From near and wide, armed men are trickling toward Cliven Bundy’s ranch, where the rancher’s fight with the federal government has become a rallying cry for militia groups across the United States.

On Wednesday, that dispute teetered at the edge of deadly conflict, when Cliven Bundy’s family members and supporters scuffled with rangers from the Bureau of Land Management sent to protect the federal roundup of Bundy’s cattle on public land.

One of Bundy’s seven sons was shot with a stun gun, and Bundy’s sister was knocked to the ground; but no one was seriously hurt, and no arrests were made.

By late Wednesday, three militia members — two from Montana and one from Utah — had arrived at the ranch 80 miles northeast of Las Vegas. Other militia groups have inundated the Bundy household with calls and pledges to muster at the site…

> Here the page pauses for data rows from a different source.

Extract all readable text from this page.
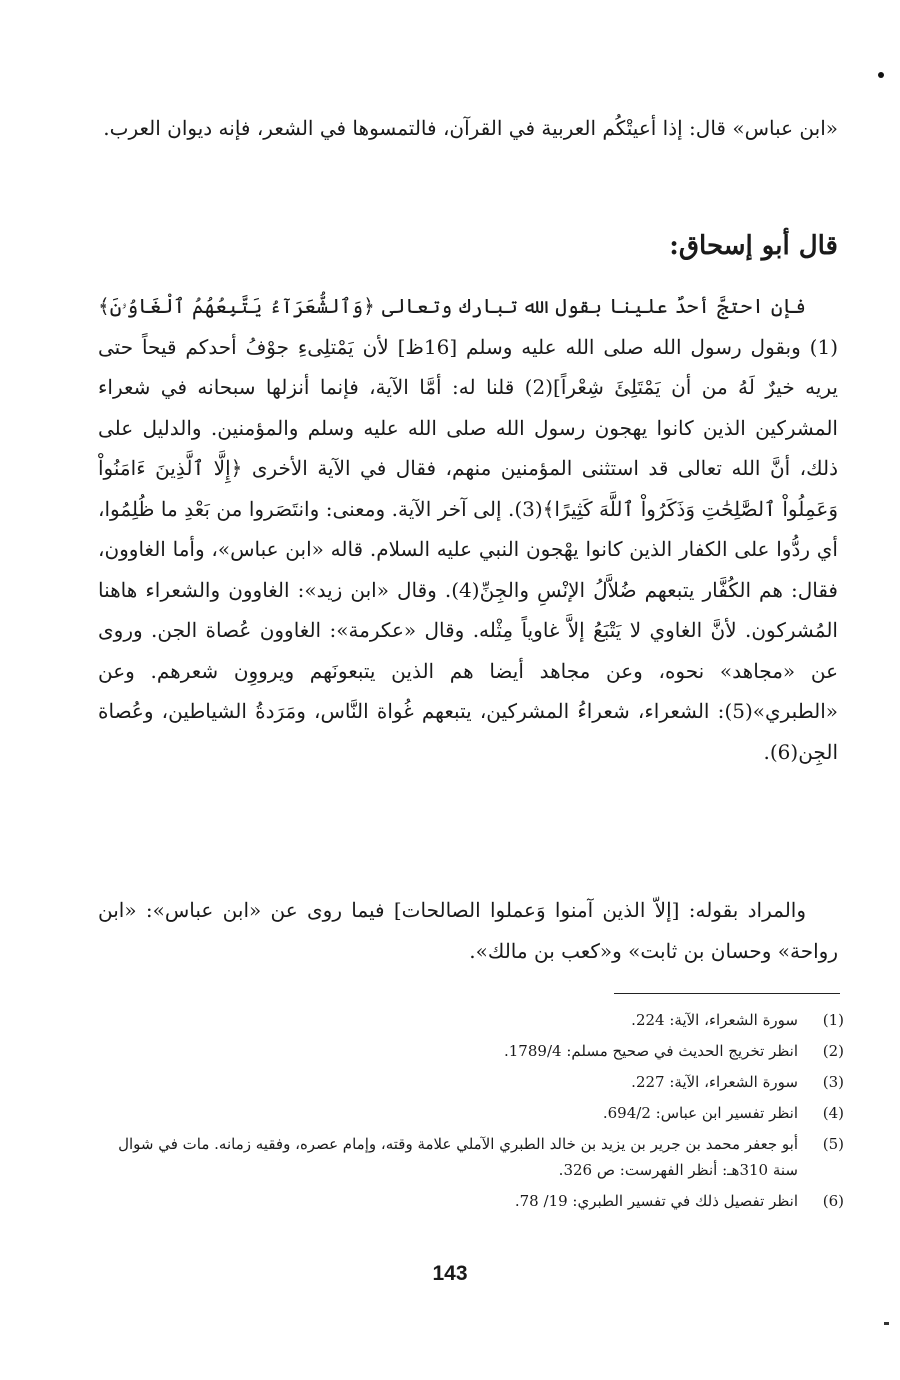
«ابن عباس» قال: إذا أعيتْكُم العربية في القرآن، فالتمسوها في الشعر، فإنه ديوان العرب.

قال أبو إسحاق:

فإن احتجَّ أحدٌ علينا بقول الله تبارك وتعالى ﴿وَٱلشُّعَرَآءُ يَتَّبِعُهُمُ ٱلْغَاوُۥنَ﴾(1) وبقول رسول الله صلى الله عليه وسلم [16ظ] لأن يَمْتلِىءِ جوْفُ أحدكم قيحاً حتى يريه خيرٌ لَهُ من أن يَمْتَلِئَ شِعْراً](2) قلنا له: أمَّا الآية، فإنما أنزلها سبحانه في شعراء المشركين الذين كانوا يهجون رسول الله صلى الله عليه وسلم والمؤمنين. والدليل على ذلك، أنَّ الله تعالى قد استثنى المؤمنين منهم، فقال في الآية الأخرى ﴿إِلَّا ٱلَّذِينَ ءَامَنُواْ وَعَمِلُواْ ٱلصَّٰلِحَٰتِ وَذَكَرُواْ ٱللَّهَ كَثِيرًا﴾(3). إلى آخر الآية. ومعنى: وانتَصَروا من بَعْدِ ما ظُلِمُوا، أي ردُّوا على الكفار الذين كانوا يهْجون النبي عليه السلام. قاله «ابن عباس»، وأما الغاوون، فقال: هم الكُفَّار يتبعهم ضُلاَّلُ الإنْسِ والجِنِّ(4). وقال «ابن زيد»: الغاوون والشعراء هاهنا المُشركون. لأنَّ الغاوي لا يَتْبَعُ إلاَّ غاوياً مِثْله. وقال «عكرمة»: الغاوون عُصاة الجن. وروى عن «مجاهد» نحوه، وعن مجاهد أيضا هم الذين يتبعونَهم ويرووِن شعرهم. وعن «الطبري»(5): الشعراء، شعراءُ المشركين، يتبعهم غُواة النَّاس، ومَرَدةُ الشياطين، وعُصاة الجِن(6).

والمراد بقوله: [إلاّ الذين آمنوا وَعملوا الصالحات] فيما روى عن «ابن عباس»: «ابن رواحة» وحسان بن ثابت» و«كعب بن مالك».

(1)
سورة الشعراء، الآية: 224.
(2)
انظر تخريج الحديث في صحيح مسلم: 1789/4.
(3)
سورة الشعراء، الآية: 227.
(4)
انظر تفسير ابن عباس: 694/2.
(5)
أبو جعفر محمد بن جرير بن يزيد بن خالد الطبري الآملي علامة وقته، وإمام عصره، وفقيه زمانه. مات في شوال سنة 310هـ: أنظر الفهرست: ص 326.
(6)
انظر تفصيل ذلك في تفسير الطبري: 19/ 78.
143
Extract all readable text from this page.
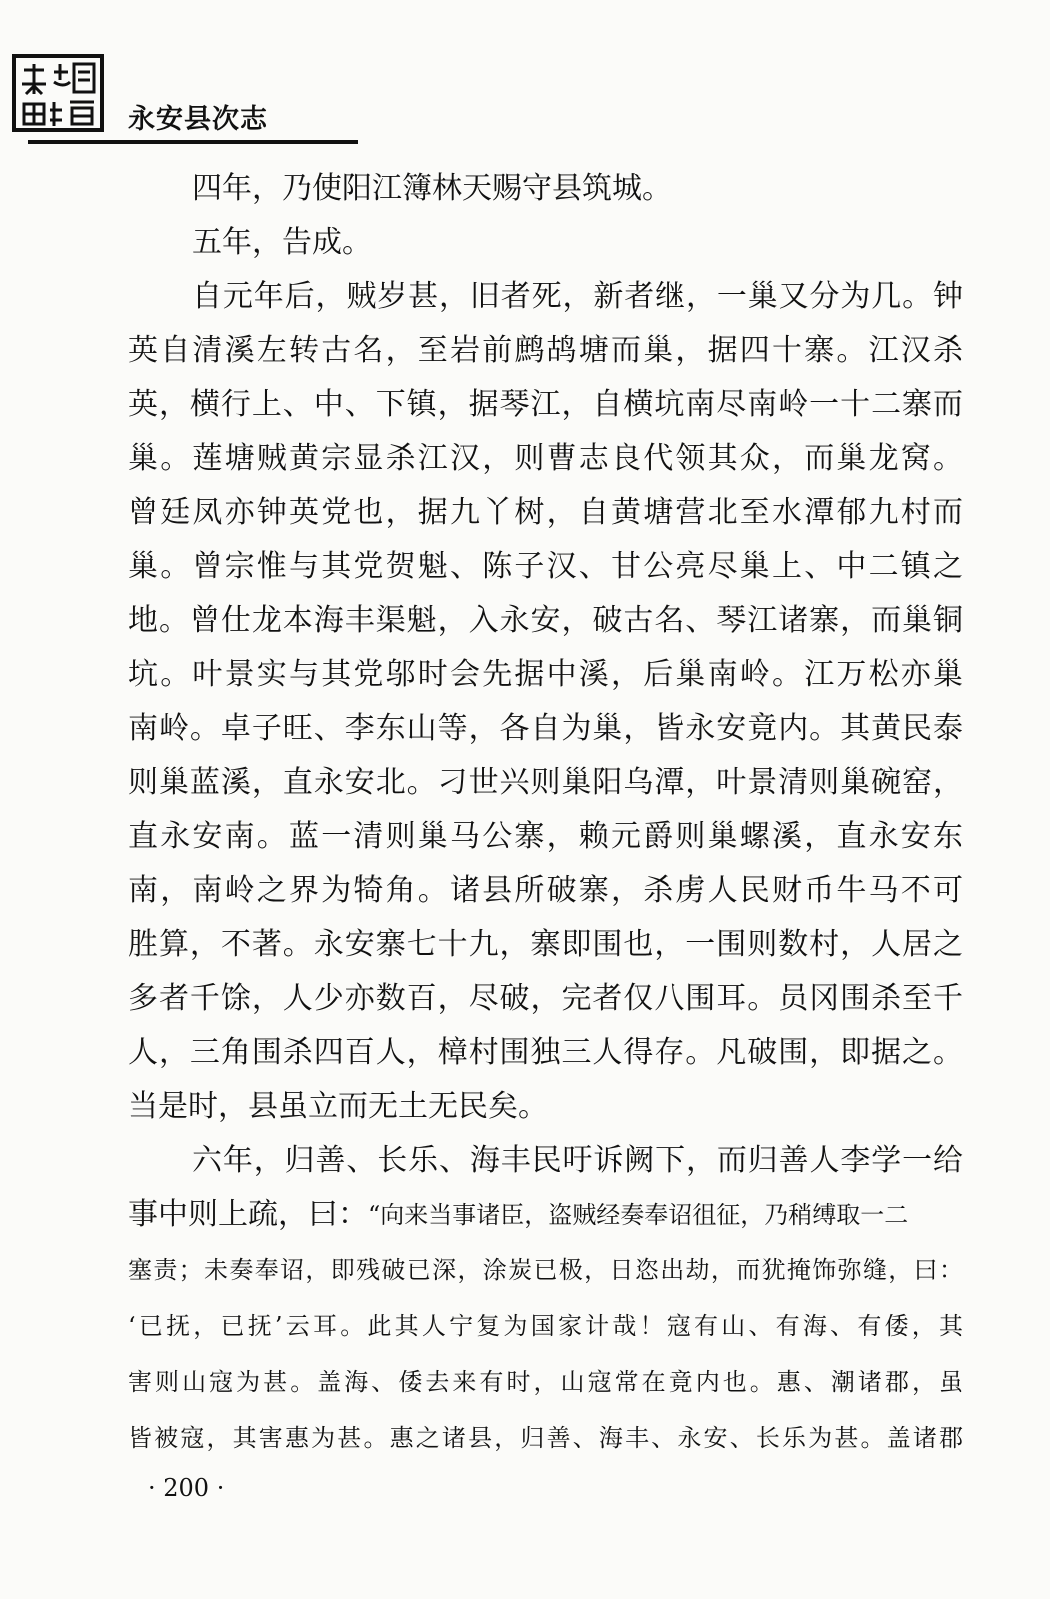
永安县次志
四年，乃使阳江簿林天赐守县筑城。
五年，告成。
自元年后，贼岁甚，旧者死，新者继，一巢又分为几。钟
英自清溪左转古名，至岩前鹧鸪塘而巢，据四十寨。江汉杀
英，横行上、中、下镇，据琴江，自横坑南尽南岭一十二寨而
巢。莲塘贼黄宗显杀江汉，则曹志良代领其众，而巢龙窝。
曾廷凤亦钟英党也，据九丫树，自黄塘营北至水潭郁九村而
巢。曾宗惟与其党贺魁、陈子汉、甘公亮尽巢上、中二镇之
地。曾仕龙本海丰渠魁，入永安，破古名、琴江诸寨，而巢铜
坑。叶景实与其党邬时会先据中溪，后巢南岭。江万松亦巢
南岭。卓子旺、李东山等，各自为巢，皆永安竟内。其黄民泰
则巢蓝溪，直永安北。刁世兴则巢阳乌潭，叶景清则巢碗窑，
直永安南。蓝一清则巢马公寨，赖元爵则巢螺溪，直永安东
南，南岭之界为犄角。诸县所破寨，杀虏人民财币牛马不可
胜算，不著。永安寨七十九，寨即围也，一围则数村，人居之
多者千馀，人少亦数百，尽破，完者仅八围耳。员冈围杀至千
人，三角围杀四百人，樟村围独三人得存。凡破围，即据之。
当是时，县虽立而无土无民矣。
六年，归善、长乐、海丰民吁诉阙下，而归善人李学一给
事中则上疏，曰： “向来当事诸臣，盗贼经奏奉诏徂征，乃稍缚取一二
塞责；未奏奉诏，即残破已深，涂炭已极，日恣出劫，而犹掩饰弥缝，曰：
‘已抚，已抚’云耳。此其人宁复为国家计哉！寇有山、有海、有倭，其
害则山寇为甚。盖海、倭去来有时，山寇常在竟内也。惠、潮诸郡，虽
皆被寇，其害惠为甚。惠之诸县，归善、海丰、永安、长乐为甚。盖诸郡
· 200 ·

“We need to be the barrier between the oppressed and the tyrants,” Ryan Payne of the West Mountain Rangers told the Review-Journal. “Expect to see a band of soldiers.”

To put this in context, it’s not only armed ‘militia’ who are trickling toward the ranch: the government also has been steadily reinforcing its armed agents in the area, as they round up and impound the Bundy family’s herd of cattle.

The issue at stake is a multi-faceted one, involving the competing priorities of a private livelihood and family legacy, protection of endangered species, and the management of public lands.  Some appear to believe it’s a simple case of the government enforcing a penalty for of non-payment of fees.  Others see a deeper pattern in the exercise of government power.  At a minimum, it’s noteworthy that State and local officials have also expressed concern over Federal actions, which have included closing off access to an area half the size of Delaware, and limiting protestors to designated “First Amendment areas.”  (Note to Uncle Sam: regardless whether your actions are legitimate in this case, ALL OF AMERICA is a “Free Speech Zone!”)  It’s also worth noting for those who focus on the issue of fees that this is another illustration that ‘the power to tax is also the power to destroy.’

I have not yet reached any conclusions as to who is in the right here, though I am admittedly skeptical of our Federal overlords and what appears to be some pretty heavy-handed tactics they are currently employing.  That said, if indeed there are additional individuals and ‘militia groups’ headed to Nevada, I hope they have taken time to thoroughly research this issue, and know what they are getting involved in.  There is an irresponsible eagerness in some quarters to “bring it on” when talking about combating Federal abusiveness.  Taking a stand against government overreach is important, and I think it increasingly likely Americans in this generation will have to draw a physical line in the sand against the ever-encroaching power of the State.

Just make sure if that day comes that you can justify your ground, and leave no question as to who was the aggressor and who was the aggrieved.  Freedom has been under assault for some time now.  Care must be taken not to discredit it as well.